第19話 王の作戦

「キツイだろ、それ」

「ガ──ウッ?!」


呪い斬進は一度斬撃を与えた箇所に再度呪いで作られた斬撃を喰らわせそのまま深く切り込む技だ。魔力を込める限り相手に呪い耐性や白魔法や圧倒的魔力で中和しない限りは呪いは続く。


「俺もミスで指切った時は焦ったな〜」

「ガッ──ガウワッ!」

「こっちも頭痛が酷いんだ、早く終わらせるぞ?」


疾風の靴ソニックブーツを使用し巨狼の頭目掛けて短剣で瞬きの間に4連撃喰らわせる。大地切り裂く鋭刃グラウンドリーヴなどの付与魔法は使用していないが牽制には十分だろう。


「ガ…ウワ?ギャウ!」

「うぉっ?!何それ!」


グゥン!


Dランク黒魔法苦しみの槍サファリングランスを使用して攻撃を仕掛けてくる巨狼。だが精度はイマイチで高速移動する蓮兎には当たる気配が無い。


「頭だけになってキツイだろ?終わらせてやるッ!」

「ガゥゥ…」


ボトッ


レベルが上がりました!


「今度こそやったかな」

『お、終わった?お疲れ〜』

「少しは労ってくれても良いんだぞ?」

『ん…面倒』

「そうかよ…」


まぁ別に労いが欲しいんじゃ無いんだけどな。
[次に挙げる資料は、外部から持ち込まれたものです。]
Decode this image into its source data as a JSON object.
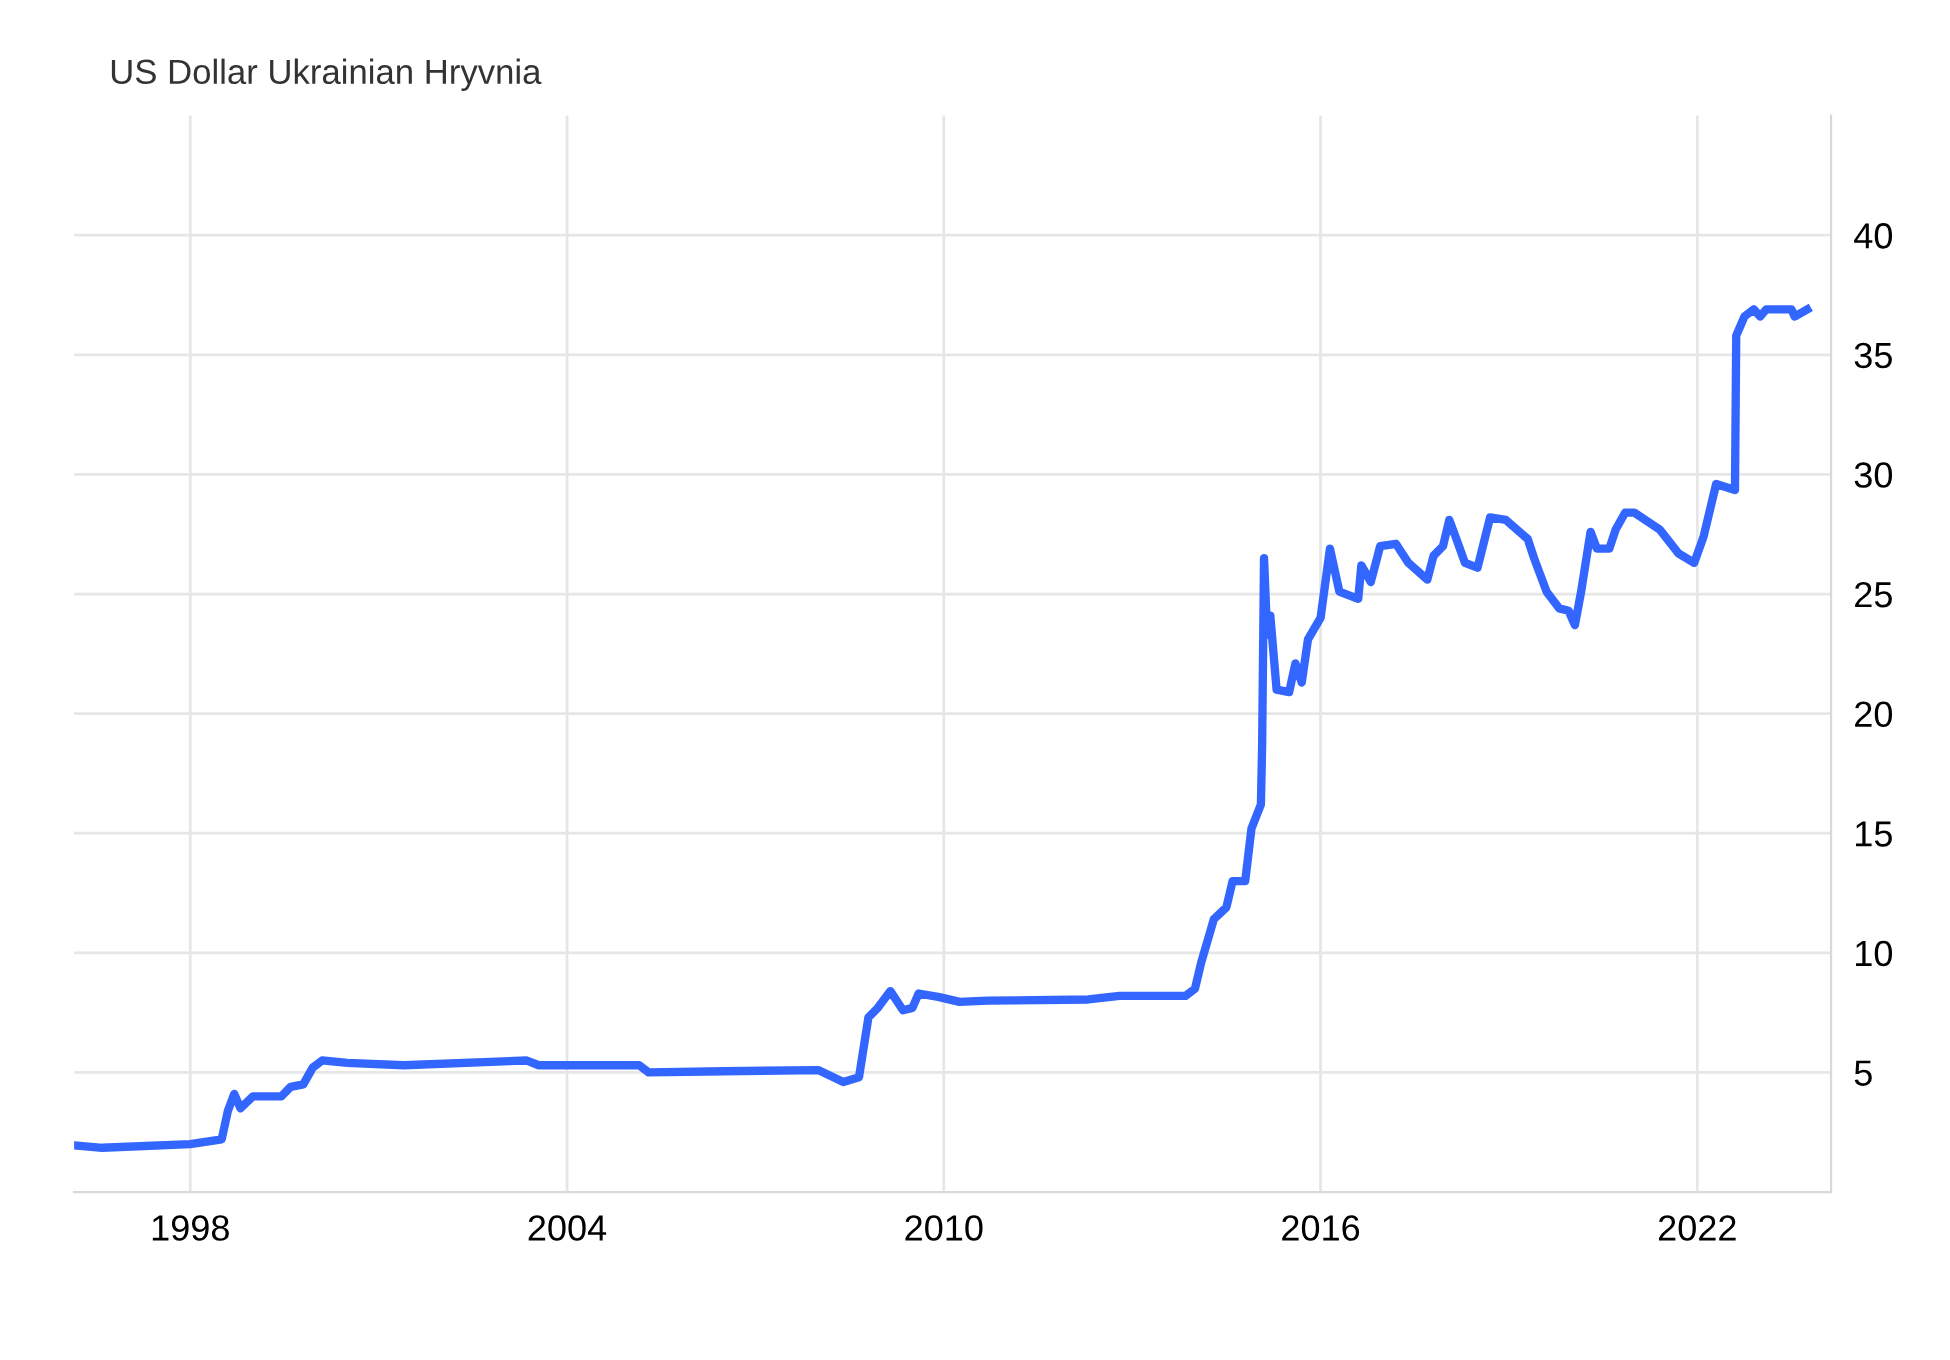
{
  "chart_data": {
    "type": "line",
    "title": "US Dollar Ukrainian Hryvnia",
    "xlim": [
      1996.15,
      2024.13
    ],
    "xticks": [
      1998,
      2004,
      2010,
      2016,
      2022
    ],
    "ylim": [
      0,
      45
    ],
    "yticks": [
      5,
      10,
      15,
      20,
      25,
      30,
      35,
      40
    ],
    "grid": true,
    "legend": false,
    "marker": "none",
    "line_style": "solid",
    "series": [
      {
        "color": "#3366ff",
        "x": [
          1996.15,
          1996.6,
          1998.0,
          1998.5,
          1998.6,
          1998.7,
          1998.8,
          1999.0,
          1999.45,
          1999.6,
          1999.8,
          1999.95,
          2000.1,
          2000.5,
          2001.4,
          2003.35,
          2003.55,
          2005.15,
          2005.3,
          2006.5,
          2008.0,
          2008.4,
          2008.65,
          2008.8,
          2008.95,
          2009.15,
          2009.35,
          2009.5,
          2009.6,
          2009.93,
          2010.25,
          2010.7,
          2012.3,
          2012.8,
          2013.85,
          2014.0,
          2014.1,
          2014.3,
          2014.5,
          2014.6,
          2014.8,
          2014.9,
          2015.05,
          2015.07,
          2015.1,
          2015.15,
          2015.2,
          2015.3,
          2015.5,
          2015.6,
          2015.7,
          2015.8,
          2016.0,
          2016.15,
          2016.3,
          2016.6,
          2016.65,
          2016.8,
          2016.95,
          2017.2,
          2017.4,
          2017.7,
          2017.8,
          2017.95,
          2018.05,
          2018.15,
          2018.3,
          2018.5,
          2018.7,
          2018.95,
          2019.3,
          2019.4,
          2019.6,
          2019.8,
          2019.95,
          2020.05,
          2020.15,
          2020.3,
          2020.4,
          2020.6,
          2020.7,
          2020.85,
          2021.0,
          2021.4,
          2021.7,
          2021.95,
          2022.1,
          2022.3,
          2022.6,
          2022.62,
          2022.75,
          2022.9,
          2023.0,
          2023.1,
          2023.5,
          2023.55,
          2023.75
        ],
        "values": [
          1.95,
          1.85,
          2.0,
          2.2,
          3.4,
          4.1,
          3.5,
          4.0,
          4.0,
          4.4,
          4.5,
          5.2,
          5.5,
          5.4,
          5.3,
          5.5,
          5.3,
          5.3,
          5.0,
          5.05,
          5.1,
          4.6,
          4.8,
          7.3,
          7.7,
          8.4,
          7.6,
          7.7,
          8.3,
          8.15,
          7.95,
          8.0,
          8.05,
          8.2,
          8.2,
          8.5,
          9.6,
          11.4,
          11.9,
          13.0,
          13.0,
          15.2,
          16.2,
          18.7,
          26.5,
          23.3,
          24.1,
          21.0,
          20.9,
          22.1,
          21.3,
          23.1,
          24.0,
          26.9,
          25.1,
          24.8,
          26.2,
          25.5,
          27.0,
          27.1,
          26.3,
          25.6,
          26.6,
          27.0,
          28.1,
          27.4,
          26.3,
          26.1,
          28.2,
          28.1,
          27.3,
          26.5,
          25.1,
          24.4,
          24.3,
          23.7,
          25.1,
          27.6,
          26.9,
          26.9,
          27.7,
          28.4,
          28.4,
          27.7,
          26.7,
          26.3,
          27.4,
          29.6,
          29.35,
          35.8,
          36.6,
          36.9,
          36.6,
          36.9,
          36.9,
          36.6,
          36.9
        ]
      }
    ]
  }
}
それより巨狼を喰って更なる強化のお時間だ!


「…でも黒いの纏ってたしな〜」

『我慢せずに食え』

「食うけどさぁ?なんかこう抵抗あるじゃん」


権能の効果でクソまずい事は無いだろうが未知の物を食べるのはやっぱ怖いよな…食うけどさ。


「…炎準備するかぁ」


◇オルグス大迷宮 14階層◇


「はぁはぁ…小鬼族ゴブリンが強いな」


切山が息を切らしながら剣を振るう。だがその武器もとう耐久値はもう少ないだろう。


「私達も自分で武器作れるようにならないとね、蓮兎君にも限界はあるだろうし」

「そうだな、本当は一度合流できれば良いのだが…」


鏡花達は堅実にここまで知能の浅い餓狼ウルフ達用の陣形を使っていたため相手も知能を使って戦ってくる小鬼族ゴブリンは十分強敵になりうる存在だ。


「ゴアッ!」

「ワォォォン!」

「ちっ、またかよ!百鬼夜行骸骨狼兵スカルウルフ!」


関柄の死霊たちが小鬼族ゴブリン達を襲う。それに乗じて切山が前衛に出る。


「やっ!」


シュンッ


斬撃をを決め餓狼ウルフが怯むと再び切山が技を撃ち込む。


「一閃!」


レベルが上がりました!


レベルアップのファンファーレが鳴り響き戦闘が終了する。


「良い技だね」

「ん?私か?ありがとう」


トドメを刺した直後に切山に王野が話しかけに来た。